Хотя и шутя говорила Клава, что частенько вспоминает его, Алексея, однако в шутке ее Алексей уловил и грусть, и искреннее признание и, когда стал говорить о себе, благодарный, рассказал то, что бережно хранил только для себя:
— Я тянулся за тобой, Клавушка. Может, и жизнь моя вся б по-иному обернулась. Портрет твой, помню, из газеты вырезал… А у тебя свое. Бывало, на меня глядишь, а меня-то и не видишь. Обидно. Ну, начнешь убеждать себя, а все кажется, заедают твою жизнь.
— У тебя же своя любовь была.
— Любовь — нелюбовь. Вначале так думал: ну, приласкалась бабенка, от тоски — знаешь же, что у ней получилось. Пугнуть бы ее надо, а я как-то разжалобился, уступил ей раз, другой, а уж потом по торной тропинке… Жил я с ней, а всерьез о ней никогда и думать не думал. А чего ж думать? Накатится тоска — идешь. Она всегда жадная, доступная, лопочет что-то под ухо. И потом, когда разъехались, нечасто вспоминал. Что было, то было, да лебедой затянуло. Все считал, не мое счастье. А вот последнее время сам не знаю, что случилось: нейдет она из головы. Все слова ее вспомнил, думал даже то, что она хотела мне сказать. Понимаешь вот, умела она заглянуть в душу, успокоить, и слова у ней всегда находились будто совсем простые, а в память врезались как. И вот чувствую, в каком-то долгу я перед ней. Это, Клавушка, как воздух, я думаю. Дышишь им в полную волю и забываешь о нем, а остался без него — и каюк тебе.
— Имеем, не дорожим, а потерявши, плачем.
— Все это присказка, а сказка впереди. Я что сейчас должен делать, если знаю, что ей плохо?
— Погоди-ка, Алешенька, ведь у ней муж.

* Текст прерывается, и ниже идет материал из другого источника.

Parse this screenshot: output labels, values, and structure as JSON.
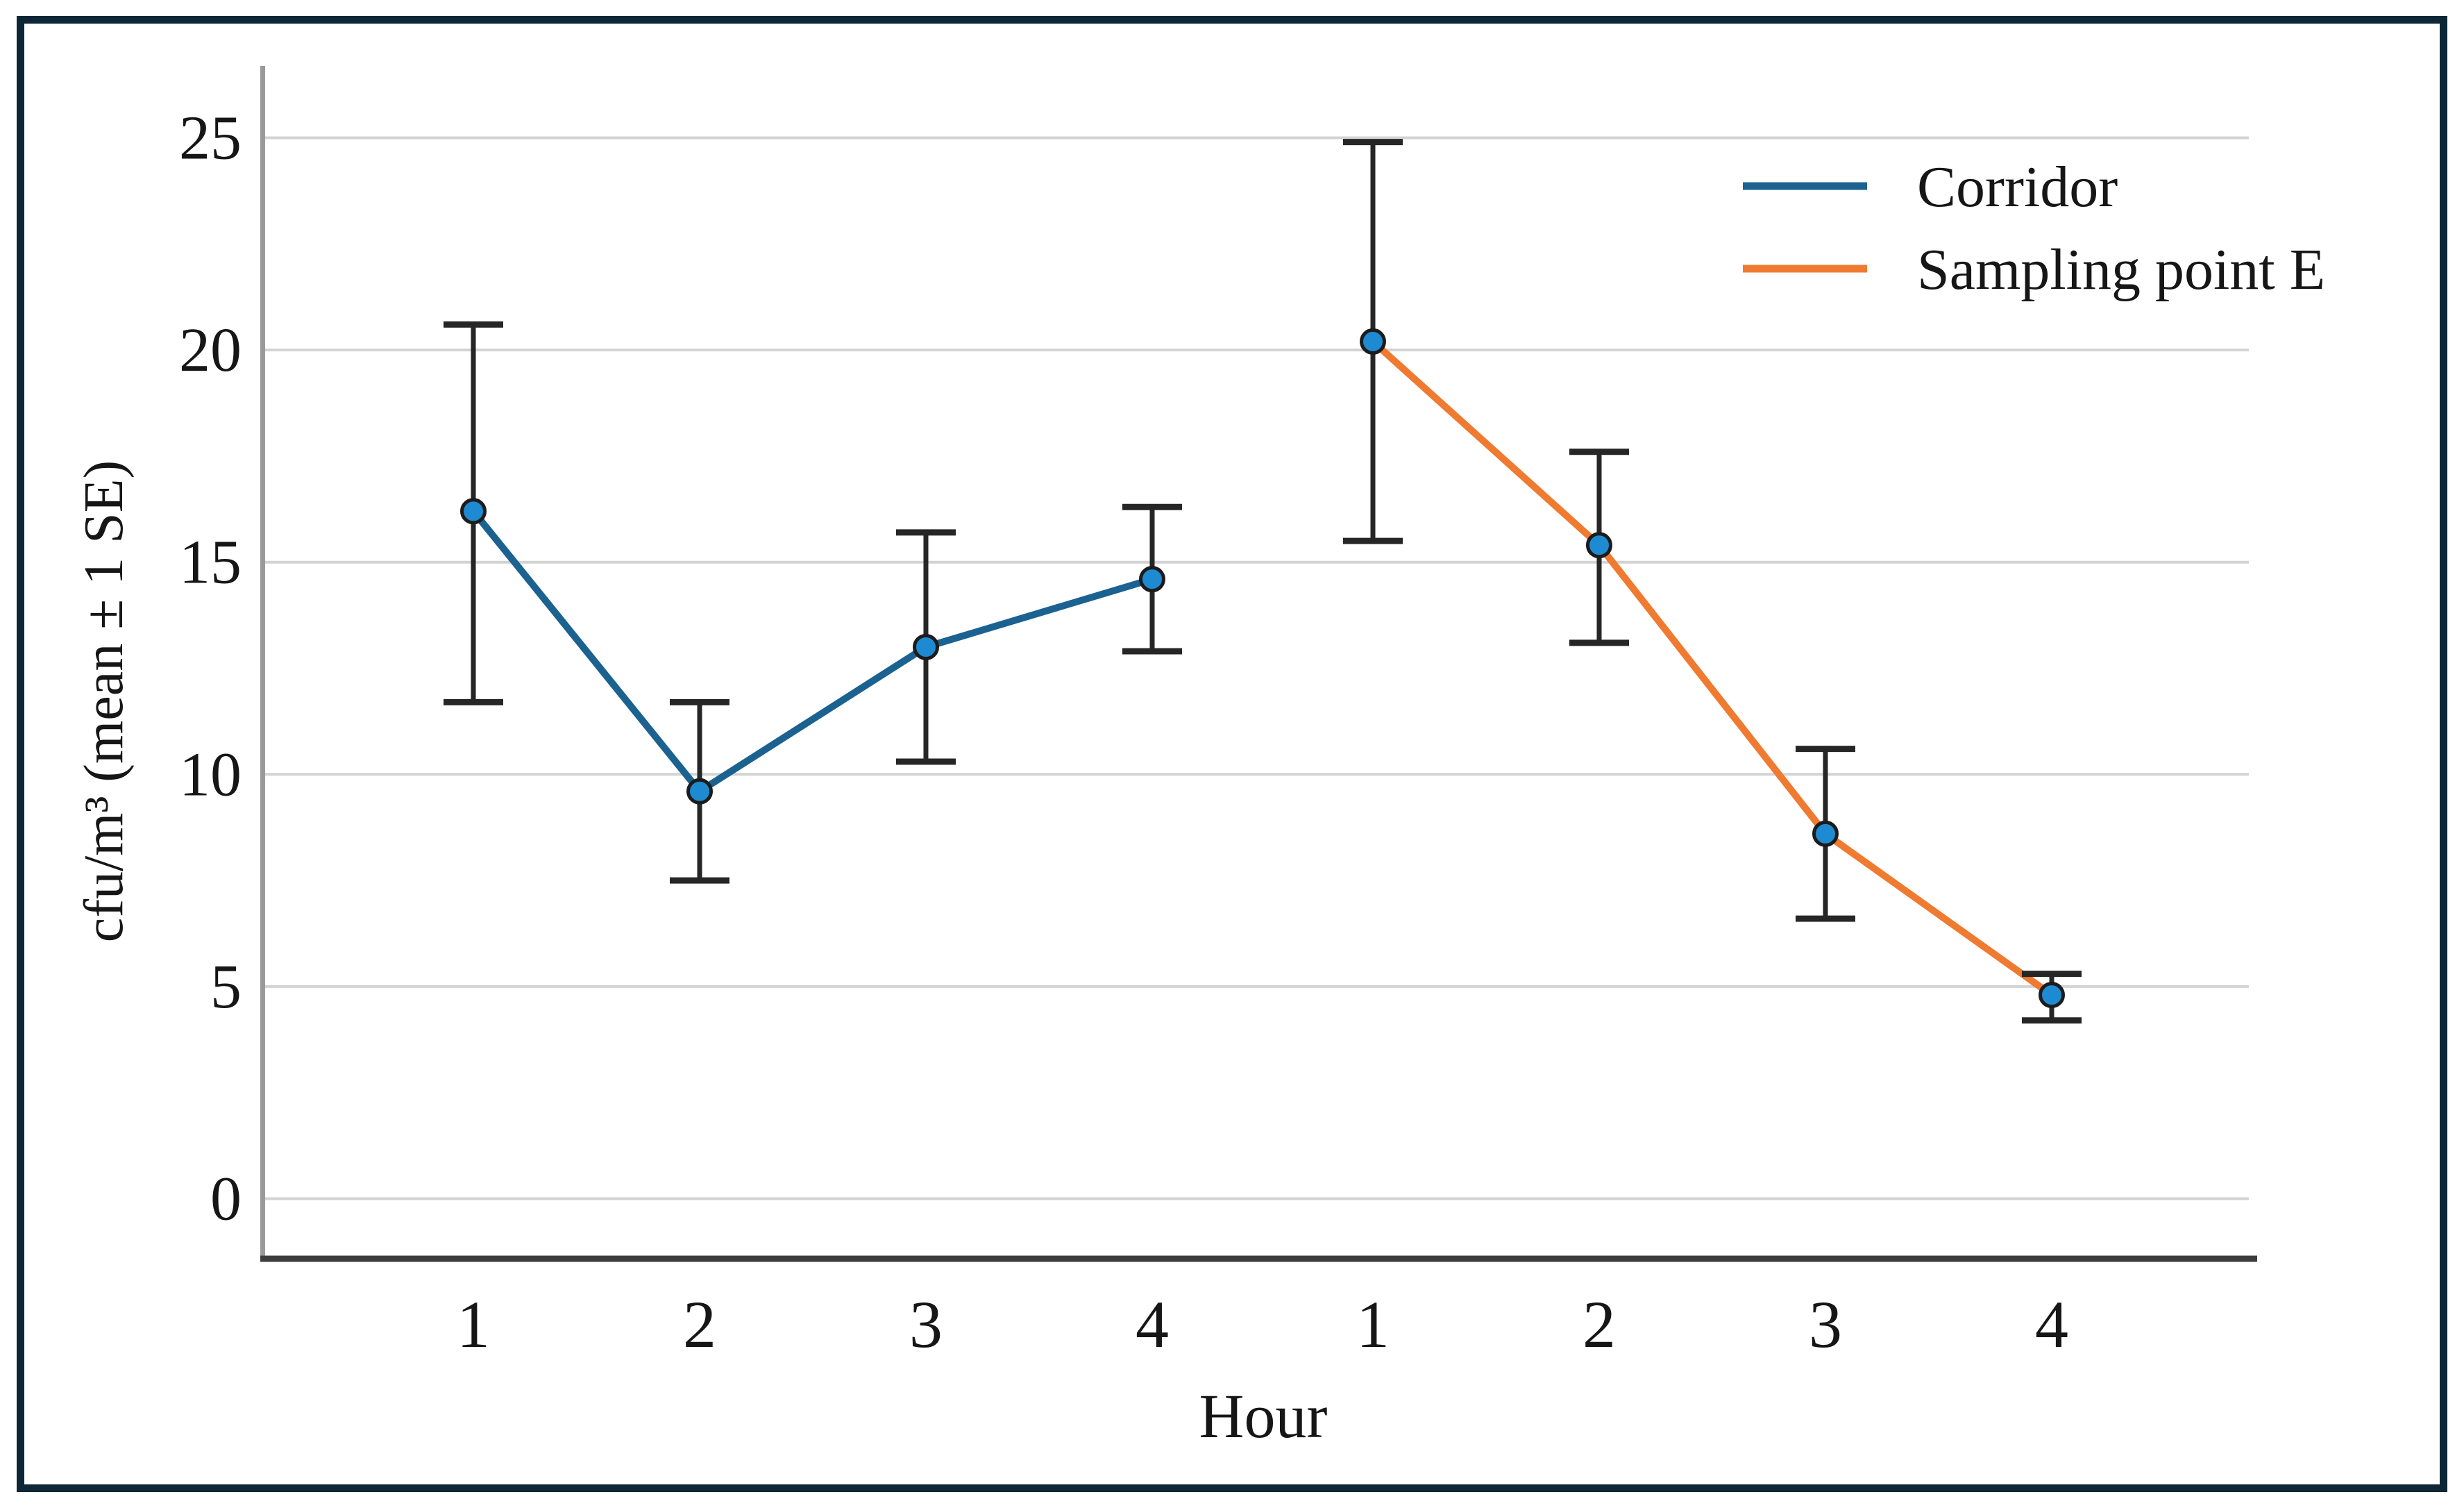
{
  "window": {
    "background": "#ffffff",
    "frame_color": "#0d2737"
  },
  "chart_data": {
    "type": "line",
    "title": "",
    "xlabel": "Hour",
    "ylabel": "cfu/m³ (mean ± 1 SE)",
    "y_axis": {
      "min": 0,
      "max": 25,
      "ticks": [
        0,
        5,
        10,
        15,
        20,
        25
      ]
    },
    "x_axis": {
      "tick_labels": [
        "1",
        "2",
        "3",
        "4",
        "1",
        "2",
        "3",
        "4"
      ]
    },
    "grid": "horizontal",
    "legend": {
      "position": "top-right",
      "entries": [
        "Corridor",
        "Sampling point E"
      ]
    },
    "series": [
      {
        "name": "Corridor",
        "color": "#1b6290",
        "hours": [
          "1",
          "2",
          "3",
          "4"
        ],
        "mean": [
          16.2,
          9.6,
          13.0,
          14.6
        ],
        "upper": [
          20.6,
          11.7,
          15.7,
          16.3
        ],
        "lower": [
          11.7,
          7.5,
          10.3,
          12.9
        ]
      },
      {
        "name": "Sampling point E",
        "color": "#ef7a30",
        "hours": [
          "1",
          "2",
          "3",
          "4"
        ],
        "mean": [
          20.2,
          15.4,
          8.6,
          4.8
        ],
        "upper": [
          24.9,
          17.6,
          10.6,
          5.3
        ],
        "lower": [
          15.5,
          13.1,
          6.6,
          4.2
        ]
      }
    ],
    "marker": {
      "shape": "circle",
      "fill": "#1e8ad2",
      "edge": "#1c1c1c"
    },
    "errorbar_color": "#262626",
    "gridline_color": "#d3d3d3",
    "left_spine_color": "#9a9a9a",
    "bottom_spine_color": "#3d3d3d"
  }
}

Уж как они там живут — это их дело.
— Клавушка, милая моя, пойми вот. — Алексей встал из-за стола, прошелся по комнате, в пимах, в мягком теплом свитере, большой, тяжелый.
«Заматерел, — ласково подумала Клава и неожиданно заключила: — Считаться теперь станут с ним».
— Клавушка, — продолжал он, прислонившись к тесовой переборке и спрятав руки за спину, — я, наверно, не смогу тебе объяснить… Ты пойми такое дело…
— Ну что ты ходишь вокруг да около? — прервала его Клава и, насмешливо пристукивая по столу ребром ладони, отчеканила: — Ты хочешь, чтоб к тебе вернулось прошлое. Так?
— Я б женился на ней.
— Хоть ты теперь и совсем большой, однако и больших бьют, ежели они чужих жен облюбовывают. Ты поживи дома, осмотрись — может, какую свободную выглядишь.
— Толковал я тебе, толковал, и ничего-то ты, Клавушка, не поняла. — Алексей вернулся за стол, выпил, долил Клавин стаканчик и уговорил ее выпить. Клава отпила половину мелкими, обжигающими горло глоточками и, чувствуя, что лицо ее разгорается, закрылась смуглыми руками. На пальцы ей с височков пали легкие завитки волос. Но Клава тут же пригладила их ладошками, обежала пальцами всю прическу и запечалилась вдруг:
— Все говорят, что я гордая, а я от своего порога ни одних сватов не завернула. И вообще взяла бы я свою жизнь да перекроила всю. Пусть бы мне говорят — вдоль, а я б резала поперек. Ты вот говоришь о ней, о хвоей Женьке, а я сижу и завидую. Радуюсь, что зуб-то твой не достает до нее… Ты мне скажи, Алешенька, отчего это вы, мужики, все такие робкие да трусливые? Ведь ежели ты ее любишь, так укради ее, увези. На днях в газете вычитала: где-то в селе Азигулово татарские парни воруют невест. И невесты молчат: плохую же не украдут. Значит, гордиться можно, если украли… А что же я сижу-то с тобой, Алешенька? Ведь у меня там сто голов ревмя, поди, ревут. Провались они все. И работа вся пропади пропадом. Хоть бы украл меня кто-нибудь. Пусть старый, некрасивый, а я бы его все едино любить стала — за решительность.